Abstract
StatoilHydro and other oil companies are introducing Integrated Operations (IO) in the management of their oil and gas assets. According to OLF, IO has an estimated value potential of 300 billion NOK on the Norwegian Continental Shelf. IO includes increased use of real-time data, more collaboration in multidisciplinary teams, and increased automation. With the increased use of real-time data, operators may experience information overload.

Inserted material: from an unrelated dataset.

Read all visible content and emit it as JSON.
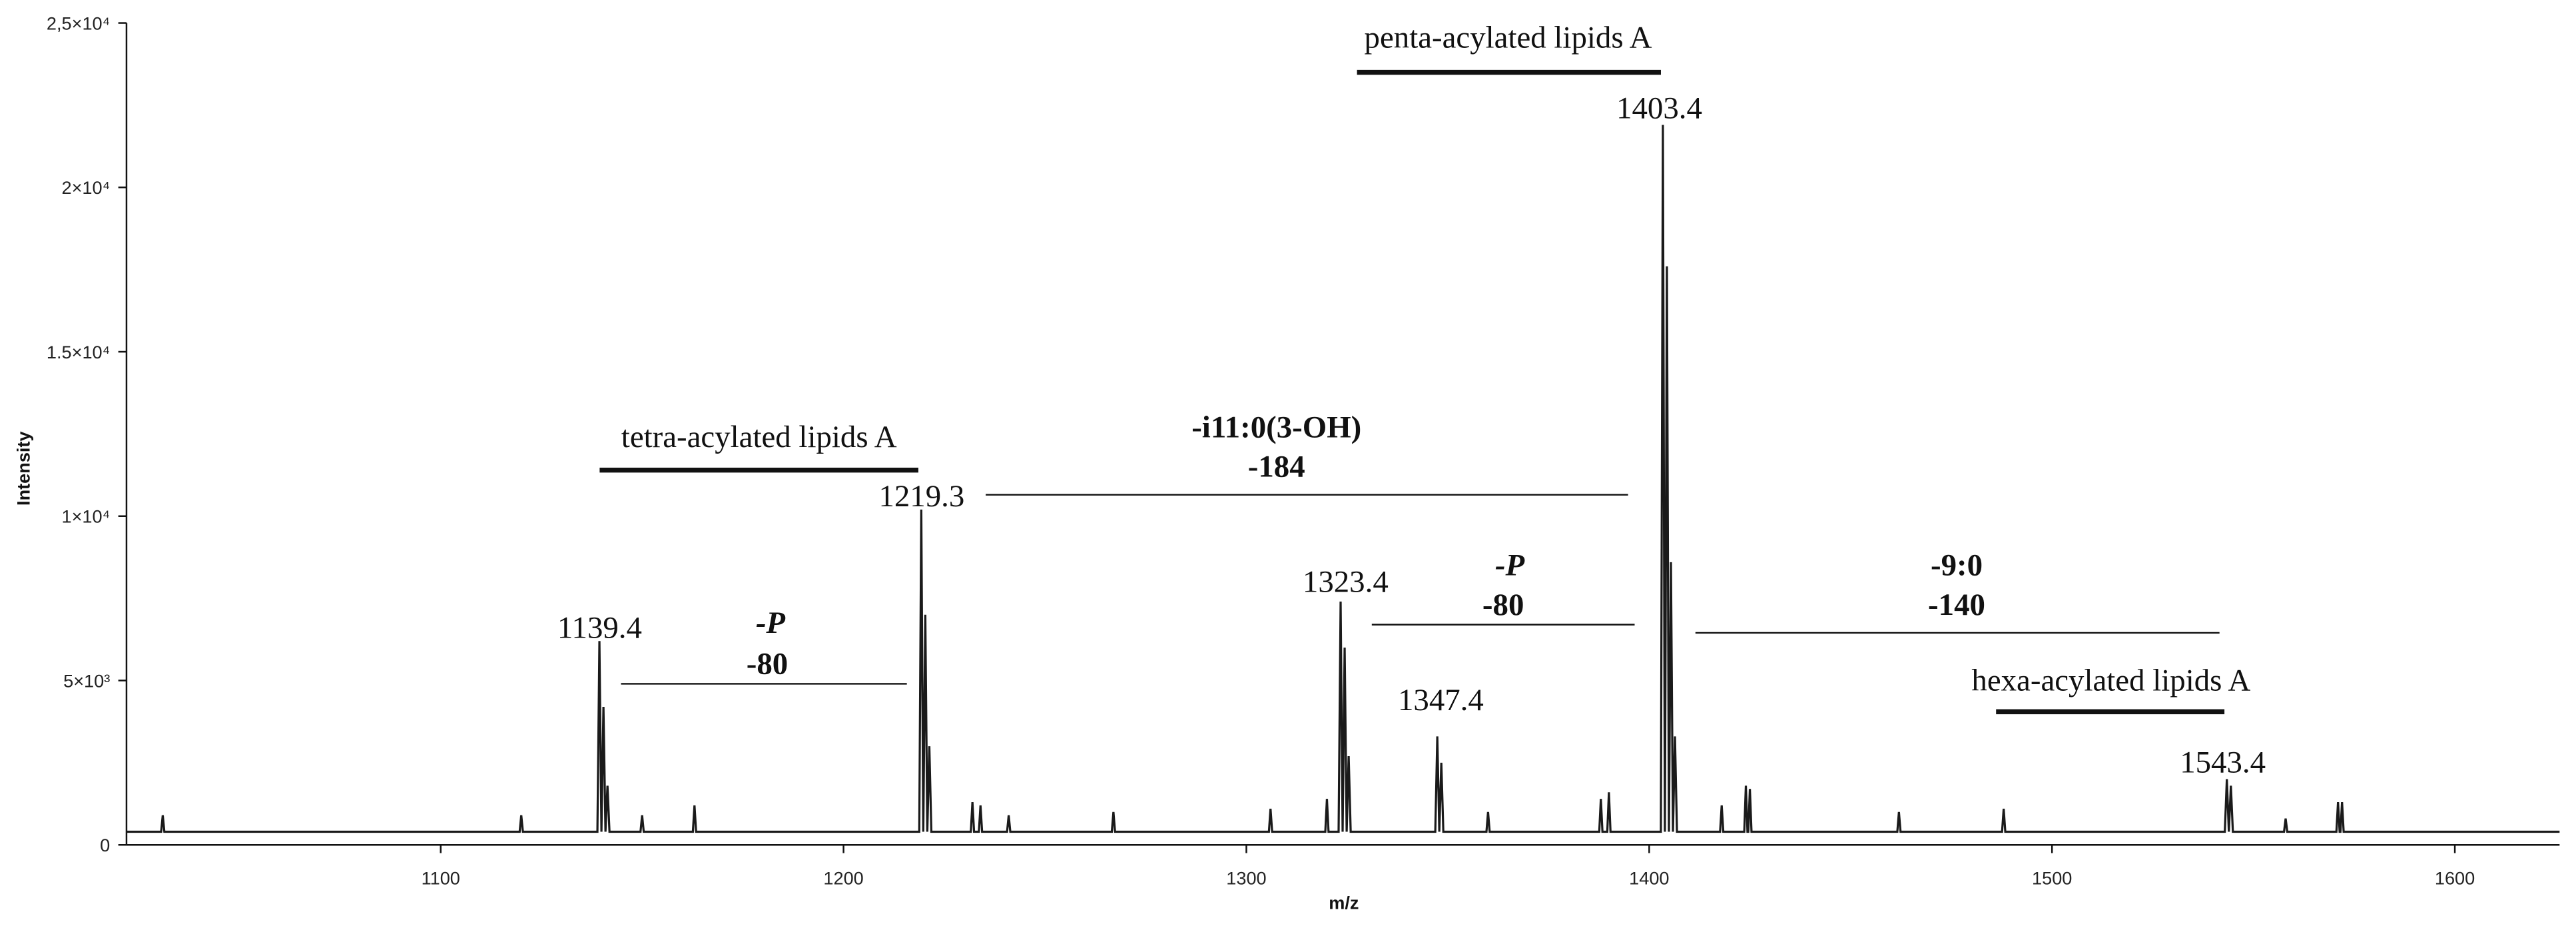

This thesis focuses on the ``Daily Production Optimization'' (DPO) work process at StatoilHydro. A structured workflow application, called SemTask, is presented. Its main purpose is to help operators overcome the information overload problem by suggesting which data sources to use in different situations. It supports operators in executing the DPO work process, ensuring that the right tasks are done at the right time.
SemTask uses ontologies in OWL to describe workflows, data sources, and workflow execution states. The workflow ontology is based on the OMG-standard Business Process Modeling Notation (BPMN). The ontologies form an extendable, flexible model. We propose using rules in Jena, a Semantic Web framework, to implement a workflow execution engine. A prototype that shows that this leads to an elegant solution was created.
The SemTask model, and how it deals with the DPO scenario as well as possible further extensions, is discussed.
SemTask offers an extendable solution for data source suggestions and active help to operators during execution of workflows in Integrated Operations.